The occasion was CicLAvia, a semi-annual public festival designed to transform the congested, polluted streets of Los Angeles into a safe place to walk, play, skate and ride a bike.
Dubbed “LA’s largest block party,” CicLAvia offered extraordinary appeal for USC students — this time, the final stretch ran parallel to campus — but beyond a brief Dept. of Public Safety email informing students of a road closure, the event was hardly advertised by USC at all.
Though USC, and its students in particular, could benefit immensely from engaging with the burgeoning L.A. bike culture represented by CicLAvia, the university seems intent on keeping its distance.
For example, USC’s participation in the festival did not extend beyond coordinating traffic regulation with CicLAvia organizers, in contrast with the involvement of a variety of small businesses, restaurants and landmarks along the route.
The university does little to promote or publicize the multiple other biking events that take place in Los Angeles each year, including LA Critical Mass — the largest community bike ride in the country, which takes place on the last Friday of every month.
Even within our own walls, the university frequently portrays biking as a nuisance, despite its crucial role in meeting USC’s housing needs in buildings farther from campus. Every year it seems the amount of space in which students can legally ride their bikes on campus decreases. The University Park Health Center reports that 33.4 percent of students use their bicycles on or around campus at least once a week, but cyclists were only apportioned about a fifth of Trousdale Parkway during the construction of bike lanes last summer.
This makes little sense. USC prides itself on positive community engagement and on making Los Angeles a healthier, better city. Promoting bike culture is a cheap, easy way to accomplish these goals through pollution reduction, diversification of city transportation and the growth of an underappreciated recreational activity that can contribute beneficially to fitness, peer bonding and mental health.
By embracing the L.A. bike scene, USC would also expose its students to a segment of L.A. culture of which most Trojans are woefully ignorant.
Los Angeles is ideal for biking. Good weather year-round means bikes are always a viable option for cheap, long-distance transport or an alternative workout. Bike racks are readily available at or near the vast majority of businesses, restaurants and public parks, as well as on the front end of every bus in the city.
Southern California, meanwhile, abounds with opportunities for student cyclists to take a break from their typical recreational pursuits and to get to know their community better. These include de facto street festivals like CicLAvia; city cycling hubs like the Bicycle Kitchen, where visitors can learn to repair or build their own bikes using spare parts; and cycling races, like the UCLA “Shut Up Legs!” Road Race that took place in February.
Too often, I hear students complaining about how they can’t explore Los Angeles because they don’t have a car.

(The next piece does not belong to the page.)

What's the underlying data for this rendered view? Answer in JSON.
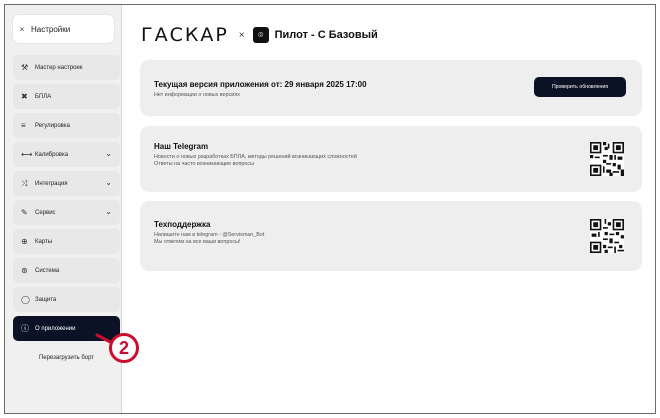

I’m more afraid of missing out because I don’t own a bike.
USC openly and actively promotes engagement with Los Angeles as a means of bettering itself, its surroundings and the experiences of its students during their time here. But we’re missing out on a distinctly Angeleno cultural revolution happening all around us — simply because we haven’t given biking the chance it deserves.
Though it might be too late for us to grab our bikes and parade down the middle of Figueroa Street for CicLAvia, movement forward is just getting started. If we start exploring bike culture now, who knows? We might even turn things around in time for next year’s block party.
Francesca Bessey is a sophomore majoring in narrative studies and international relations. Her column “Open Campus” runs Wednesdays.